First, my email was not about Ted Nelson, Doug Engelbart or what massively distributed media should be like. It was strictly about architectures that allow a much wider range of possibilities.

Ahh... but my argument is that the architecture of the current web is SIMPLER than earlier concepts but has proven more powerful (or at least more effective).


Second, can you see that your argument really doesn't hold? This is because it even more justifies oral speech rather than any kind of writing -- and for hundreds of thousands of years rather than a few thousand. The invention of writing was very recent and unusual. Most of the humans who have lived on the earth never learned it. Using your logic, humans should have stuck with oral modes and not bothered to go through all the work to learn to read and write.

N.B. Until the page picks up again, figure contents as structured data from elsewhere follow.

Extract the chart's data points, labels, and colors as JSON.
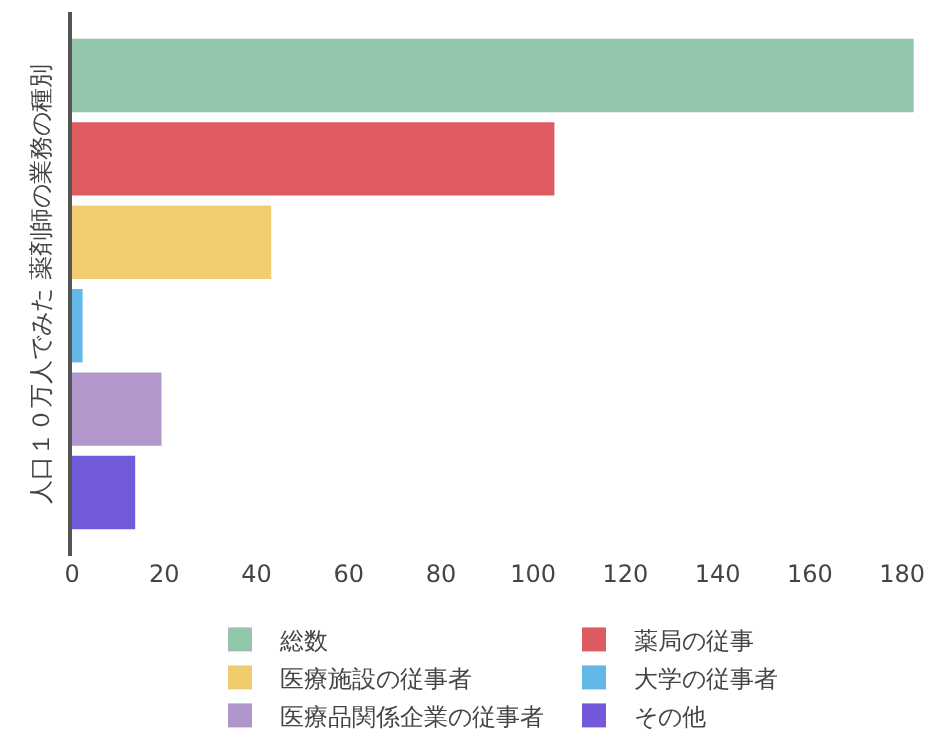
{
  "chart_data": {
    "type": "bar",
    "orientation": "horizontal",
    "ylabel": "人口１０万人でみた 薬剤師の業務の種別",
    "categories": [
      null
    ],
    "series": [
      {
        "name": "総数",
        "color": "#8dc3a7",
        "values": [
          182.5
        ]
      },
      {
        "name": "薬局の従事",
        "color": "#dc5356",
        "values": [
          104.6
        ]
      },
      {
        "name": "医療施設の従事者",
        "color": "#f0ca68",
        "values": [
          43.2
        ]
      },
      {
        "name": "大学の従事者",
        "color": "#5ab4e5",
        "values": [
          2.3
        ]
      },
      {
        "name": "医療品関係企業の従事者",
        "color": "#ad91c9",
        "values": [
          19.4
        ]
      },
      {
        "name": "その他",
        "color": "#6c51d9",
        "values": [
          13.7
        ]
      }
    ],
    "xlim": [
      0,
      183
    ],
    "xticks": [
      0,
      20,
      40,
      60,
      80,
      100,
      120,
      140,
      160,
      180
    ],
    "legend": "bottom"
  }
}
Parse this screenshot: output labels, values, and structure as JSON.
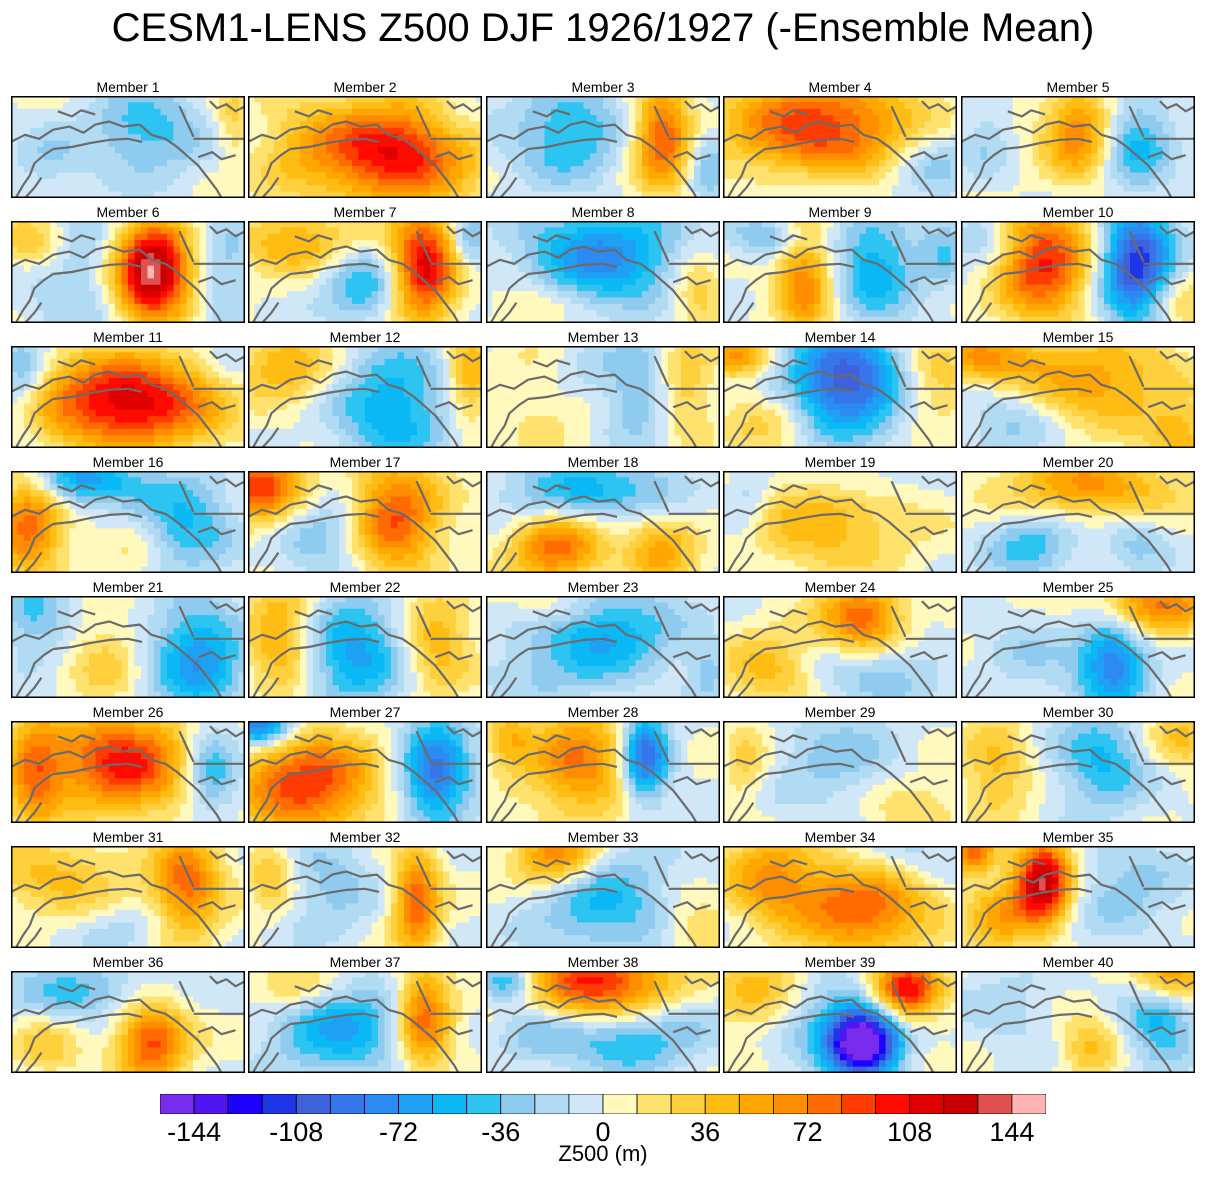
{
  "chart_data": {
    "type": "heatmap",
    "title": "CESM1-LENS Z500 DJF 1926/1927 (-Ensemble Mean)",
    "variable_label": "Z500 (m)",
    "colorbar": {
      "levels": [
        -144,
        -108,
        -72,
        -36,
        0,
        36,
        72,
        108,
        144
      ],
      "tick_labels": [
        "-144",
        "-108",
        "-72",
        "-36",
        "0",
        "36",
        "72",
        "108",
        "144"
      ],
      "colors": [
        "#7a2cec",
        "#4f16f2",
        "#1e00ff",
        "#1f35e8",
        "#3d62dc",
        "#3576ea",
        "#2c8bf2",
        "#1ea1f4",
        "#0bb8f6",
        "#2dc4f2",
        "#8ecbef",
        "#b1dbf2",
        "#cfe7f7",
        "#fff9bd",
        "#ffe26d",
        "#ffd03d",
        "#ffbd14",
        "#ffa600",
        "#ff8d00",
        "#ff6b00",
        "#ff3c00",
        "#ff0a00",
        "#e10000",
        "#c80000",
        "#e05050",
        "#ffb4b4"
      ]
    },
    "panels": [
      {
        "label": "Member 1",
        "blobs": [
          [
            0.58,
            0.35,
            0.25,
            0.45,
            -45
          ],
          [
            0.15,
            0.65,
            0.15,
            0.35,
            -20
          ],
          [
            0.95,
            0.25,
            0.08,
            0.4,
            30
          ]
        ]
      },
      {
        "label": "Member 2",
        "blobs": [
          [
            0.62,
            0.55,
            0.35,
            0.5,
            110
          ],
          [
            0.2,
            0.5,
            0.2,
            0.5,
            20
          ],
          [
            0.9,
            0.2,
            0.15,
            0.3,
            -20
          ]
        ]
      },
      {
        "label": "Member 3",
        "blobs": [
          [
            0.35,
            0.35,
            0.25,
            0.5,
            -50
          ],
          [
            0.75,
            0.4,
            0.12,
            0.5,
            90
          ],
          [
            0.95,
            0.7,
            0.08,
            0.4,
            -30
          ]
        ]
      },
      {
        "label": "Member 4",
        "blobs": [
          [
            0.42,
            0.3,
            0.4,
            0.5,
            95
          ],
          [
            0.9,
            0.7,
            0.2,
            0.4,
            -30
          ],
          [
            0.4,
            0.85,
            0.2,
            0.2,
            -15
          ]
        ]
      },
      {
        "label": "Member 5",
        "blobs": [
          [
            0.5,
            0.35,
            0.15,
            0.45,
            70
          ],
          [
            0.75,
            0.45,
            0.15,
            0.5,
            -50
          ],
          [
            0.1,
            0.4,
            0.1,
            0.5,
            -20
          ]
        ]
      },
      {
        "label": "Member 6",
        "blobs": [
          [
            0.6,
            0.5,
            0.16,
            0.45,
            160
          ],
          [
            0.3,
            0.5,
            0.25,
            0.6,
            -30
          ],
          [
            0.92,
            0.5,
            0.12,
            0.6,
            -30
          ],
          [
            0.1,
            0.2,
            0.15,
            0.3,
            40
          ]
        ]
      },
      {
        "label": "Member 7",
        "blobs": [
          [
            0.75,
            0.45,
            0.14,
            0.55,
            115
          ],
          [
            0.5,
            0.65,
            0.18,
            0.35,
            -50
          ],
          [
            0.2,
            0.2,
            0.25,
            0.3,
            50
          ],
          [
            0.95,
            0.2,
            0.08,
            0.3,
            -40
          ]
        ]
      },
      {
        "label": "Member 8",
        "blobs": [
          [
            0.5,
            0.35,
            0.35,
            0.5,
            -75
          ],
          [
            0.9,
            0.7,
            0.12,
            0.4,
            40
          ],
          [
            0.2,
            0.8,
            0.18,
            0.25,
            30
          ]
        ]
      },
      {
        "label": "Member 9",
        "blobs": [
          [
            0.35,
            0.55,
            0.12,
            0.6,
            70
          ],
          [
            0.65,
            0.45,
            0.18,
            0.5,
            -60
          ],
          [
            0.2,
            0.15,
            0.2,
            0.2,
            -40
          ],
          [
            0.95,
            0.3,
            0.1,
            0.4,
            -30
          ]
        ]
      },
      {
        "label": "Member 10",
        "blobs": [
          [
            0.35,
            0.4,
            0.2,
            0.55,
            100
          ],
          [
            0.75,
            0.45,
            0.15,
            0.6,
            -120
          ],
          [
            0.1,
            0.2,
            0.15,
            0.3,
            -30
          ],
          [
            0.9,
            0.85,
            0.2,
            0.3,
            30
          ]
        ]
      },
      {
        "label": "Member 11",
        "blobs": [
          [
            0.5,
            0.55,
            0.38,
            0.45,
            120
          ],
          [
            0.05,
            0.3,
            0.1,
            0.5,
            -40
          ],
          [
            0.95,
            0.15,
            0.12,
            0.3,
            -20
          ]
        ]
      },
      {
        "label": "Member 12",
        "blobs": [
          [
            0.62,
            0.6,
            0.25,
            0.6,
            -60
          ],
          [
            0.95,
            0.3,
            0.1,
            0.5,
            50
          ],
          [
            0.15,
            0.2,
            0.2,
            0.35,
            50
          ]
        ]
      },
      {
        "label": "Member 13",
        "blobs": [
          [
            0.65,
            0.45,
            0.16,
            0.5,
            -40
          ],
          [
            0.85,
            0.4,
            0.12,
            0.5,
            40
          ],
          [
            0.25,
            0.5,
            0.25,
            0.6,
            15
          ],
          [
            0.4,
            0.2,
            0.15,
            0.3,
            -20
          ]
        ]
      },
      {
        "label": "Member 14",
        "blobs": [
          [
            0.52,
            0.35,
            0.25,
            0.5,
            -110
          ],
          [
            0.05,
            0.1,
            0.15,
            0.2,
            60
          ],
          [
            0.9,
            0.3,
            0.15,
            0.4,
            40
          ],
          [
            0.2,
            0.7,
            0.2,
            0.35,
            30
          ]
        ]
      },
      {
        "label": "Member 15",
        "blobs": [
          [
            0.08,
            0.12,
            0.25,
            0.25,
            60
          ],
          [
            0.6,
            0.35,
            0.35,
            0.45,
            55
          ],
          [
            0.2,
            0.75,
            0.2,
            0.35,
            -30
          ],
          [
            0.95,
            0.9,
            0.15,
            0.3,
            40
          ]
        ]
      },
      {
        "label": "Member 16",
        "blobs": [
          [
            0.08,
            0.5,
            0.15,
            0.55,
            80
          ],
          [
            0.3,
            0.1,
            0.25,
            0.25,
            -70
          ],
          [
            0.75,
            0.5,
            0.2,
            0.5,
            -50
          ],
          [
            0.5,
            0.8,
            0.15,
            0.3,
            15
          ]
        ]
      },
      {
        "label": "Member 17",
        "blobs": [
          [
            0.05,
            0.15,
            0.2,
            0.35,
            90
          ],
          [
            0.62,
            0.45,
            0.2,
            0.55,
            90
          ],
          [
            0.35,
            0.6,
            0.2,
            0.45,
            -40
          ]
        ]
      },
      {
        "label": "Member 18",
        "blobs": [
          [
            0.3,
            0.75,
            0.2,
            0.35,
            80
          ],
          [
            0.75,
            0.7,
            0.15,
            0.4,
            60
          ],
          [
            0.4,
            0.2,
            0.35,
            0.35,
            -50
          ],
          [
            0.75,
            0.25,
            0.15,
            0.3,
            -30
          ]
        ]
      },
      {
        "label": "Member 19",
        "blobs": [
          [
            0.45,
            0.5,
            0.35,
            0.5,
            45
          ],
          [
            0.1,
            0.3,
            0.1,
            0.4,
            -25
          ],
          [
            0.6,
            0.1,
            0.2,
            0.2,
            -25
          ]
        ]
      },
      {
        "label": "Member 20",
        "blobs": [
          [
            0.55,
            0.15,
            0.4,
            0.35,
            60
          ],
          [
            0.3,
            0.7,
            0.2,
            0.35,
            -45
          ],
          [
            0.75,
            0.65,
            0.15,
            0.3,
            -30
          ]
        ]
      },
      {
        "label": "Member 21",
        "blobs": [
          [
            0.8,
            0.6,
            0.2,
            0.55,
            -70
          ],
          [
            0.1,
            0.2,
            0.15,
            0.4,
            -40
          ],
          [
            0.4,
            0.6,
            0.15,
            0.4,
            30
          ]
        ]
      },
      {
        "label": "Member 22",
        "blobs": [
          [
            0.45,
            0.55,
            0.25,
            0.55,
            -65
          ],
          [
            0.15,
            0.4,
            0.15,
            0.6,
            60
          ],
          [
            0.8,
            0.45,
            0.15,
            0.55,
            50
          ]
        ]
      },
      {
        "label": "Member 23",
        "blobs": [
          [
            0.5,
            0.35,
            0.3,
            0.45,
            -65
          ],
          [
            0.3,
            0.1,
            0.2,
            0.25,
            30
          ],
          [
            0.2,
            0.8,
            0.25,
            0.3,
            -20
          ],
          [
            0.95,
            0.75,
            0.1,
            0.3,
            -30
          ]
        ]
      },
      {
        "label": "Member 24",
        "blobs": [
          [
            0.6,
            0.25,
            0.18,
            0.4,
            85
          ],
          [
            0.65,
            0.7,
            0.25,
            0.35,
            -45
          ],
          [
            0.2,
            0.7,
            0.2,
            0.4,
            40
          ]
        ]
      },
      {
        "label": "Member 25",
        "blobs": [
          [
            0.65,
            0.6,
            0.15,
            0.5,
            -85
          ],
          [
            0.8,
            0.1,
            0.25,
            0.3,
            80
          ],
          [
            0.3,
            0.6,
            0.2,
            0.5,
            -20
          ]
        ]
      },
      {
        "label": "Member 26",
        "blobs": [
          [
            0.48,
            0.4,
            0.3,
            0.5,
            100
          ],
          [
            0.1,
            0.5,
            0.12,
            0.5,
            70
          ],
          [
            0.85,
            0.45,
            0.12,
            0.5,
            -55
          ]
        ]
      },
      {
        "label": "Member 27",
        "blobs": [
          [
            0.25,
            0.6,
            0.3,
            0.5,
            95
          ],
          [
            0.8,
            0.5,
            0.15,
            0.6,
            -85
          ],
          [
            0.05,
            0.05,
            0.15,
            0.2,
            -100
          ]
        ]
      },
      {
        "label": "Member 28",
        "blobs": [
          [
            0.68,
            0.35,
            0.1,
            0.45,
            -100
          ],
          [
            0.4,
            0.4,
            0.22,
            0.55,
            70
          ],
          [
            0.1,
            0.2,
            0.1,
            0.3,
            40
          ]
        ]
      },
      {
        "label": "Member 29",
        "blobs": [
          [
            0.5,
            0.4,
            0.3,
            0.5,
            -30
          ],
          [
            0.1,
            0.4,
            0.1,
            0.4,
            30
          ],
          [
            0.8,
            0.8,
            0.2,
            0.3,
            30
          ]
        ]
      },
      {
        "label": "Member 30",
        "blobs": [
          [
            0.6,
            0.4,
            0.2,
            0.5,
            -50
          ],
          [
            0.15,
            0.5,
            0.15,
            0.5,
            40
          ],
          [
            0.95,
            0.15,
            0.15,
            0.3,
            40
          ]
        ]
      },
      {
        "label": "Member 31",
        "blobs": [
          [
            0.75,
            0.4,
            0.15,
            0.5,
            80
          ],
          [
            0.2,
            0.3,
            0.3,
            0.4,
            40
          ],
          [
            0.5,
            0.8,
            0.25,
            0.25,
            -20
          ]
        ]
      },
      {
        "label": "Member 32",
        "blobs": [
          [
            0.72,
            0.55,
            0.1,
            0.5,
            85
          ],
          [
            0.35,
            0.4,
            0.2,
            0.5,
            -30
          ],
          [
            0.1,
            0.3,
            0.1,
            0.35,
            40
          ]
        ]
      },
      {
        "label": "Member 33",
        "blobs": [
          [
            0.3,
            0.1,
            0.18,
            0.3,
            80
          ],
          [
            0.5,
            0.55,
            0.3,
            0.55,
            -50
          ],
          [
            0.9,
            0.8,
            0.15,
            0.3,
            30
          ]
        ]
      },
      {
        "label": "Member 34",
        "blobs": [
          [
            0.6,
            0.6,
            0.3,
            0.45,
            85
          ],
          [
            0.2,
            0.3,
            0.2,
            0.4,
            60
          ],
          [
            0.8,
            0.15,
            0.25,
            0.3,
            -25
          ]
        ]
      },
      {
        "label": "Member 35",
        "blobs": [
          [
            0.35,
            0.35,
            0.12,
            0.4,
            140
          ],
          [
            0.15,
            0.7,
            0.15,
            0.35,
            50
          ],
          [
            0.7,
            0.4,
            0.25,
            0.5,
            -30
          ],
          [
            0.05,
            0.05,
            0.1,
            0.2,
            80
          ]
        ]
      },
      {
        "label": "Member 36",
        "blobs": [
          [
            0.6,
            0.7,
            0.15,
            0.4,
            90
          ],
          [
            0.3,
            0.2,
            0.3,
            0.3,
            -40
          ],
          [
            0.15,
            0.75,
            0.15,
            0.3,
            30
          ]
        ]
      },
      {
        "label": "Member 37",
        "blobs": [
          [
            0.75,
            0.45,
            0.12,
            0.55,
            85
          ],
          [
            0.4,
            0.55,
            0.3,
            0.5,
            -60
          ],
          [
            0.2,
            0.15,
            0.2,
            0.25,
            40
          ]
        ]
      },
      {
        "label": "Member 38",
        "blobs": [
          [
            0.48,
            0.12,
            0.3,
            0.35,
            105
          ],
          [
            0.1,
            0.1,
            0.12,
            0.2,
            -60
          ],
          [
            0.6,
            0.65,
            0.35,
            0.35,
            -50
          ],
          [
            0.2,
            0.65,
            0.15,
            0.3,
            -20
          ]
        ]
      },
      {
        "label": "Member 39",
        "blobs": [
          [
            0.6,
            0.7,
            0.15,
            0.35,
            -160
          ],
          [
            0.78,
            0.2,
            0.15,
            0.3,
            115
          ],
          [
            0.15,
            0.3,
            0.2,
            0.35,
            60
          ],
          [
            0.4,
            0.5,
            0.35,
            0.4,
            -40
          ]
        ]
      },
      {
        "label": "Member 40",
        "blobs": [
          [
            0.85,
            0.5,
            0.15,
            0.5,
            -50
          ],
          [
            0.9,
            0.05,
            0.15,
            0.25,
            70
          ],
          [
            0.55,
            0.75,
            0.12,
            0.3,
            40
          ],
          [
            0.2,
            0.35,
            0.2,
            0.4,
            -20
          ]
        ]
      }
    ]
  }
}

Actually, no. Oral communication begat oral communication at a distance - via radio, telephone, VoIP, etc. - all of which have pretty much plateaued in terms of functionality. Written communication is (was) something new and different, and the web is a technological extension of written communication. My hypothesis is that, as long as we're dealing with interfaces that look a lot like paper (i.e., screens), we may have plateaued as to what's effective in augmenting written communication with technology. Simple building blocks that we can mix and match in lots of ways.

Now... if we want to talk about new forms of communication (telepathy?), or new kinds of interfaces (3d immersion, neural interfaces that align with some of the kinds of parallel/visual thinking that we do internally), then we start to need to talk about qualitatively different kinds of technological augmentation.

Of course there is a counter-argument to be made that our kids engage in a new and different form of cognition - by dint of continual immersion in large numbers of parallel information streams. Then again, we seem to be talking lots of short messages (twitter, texting), and there does seem to be a lot of evidence that multi-tasking and information overload are counter-productive (do we really need society-wide ADHD?).


There is also more than a tinge of "false Darwin" in your argument. Evolutionary-like processes don't optimize, they just find fits to the environment and ecology that exists.

Umm.. that sounds a lot like optimizing to me. In any case, there's the question of what are we trying to optimize? That seems to be both an evolutionary question and one of emergent behaviors.
The real question here is not "what do humans want?" (consumerism finds this and supplies it to the general detriment of society), but "what do humans *need*?" (even if what we need takes a lot of learning to take on).

Now that's truly a false argument. "Consumerism," as we tend to view it, is driven by producers, advertising, and creation of false needs.


Cheers,

Miles

--
In theory, there is no difference between theory and practice.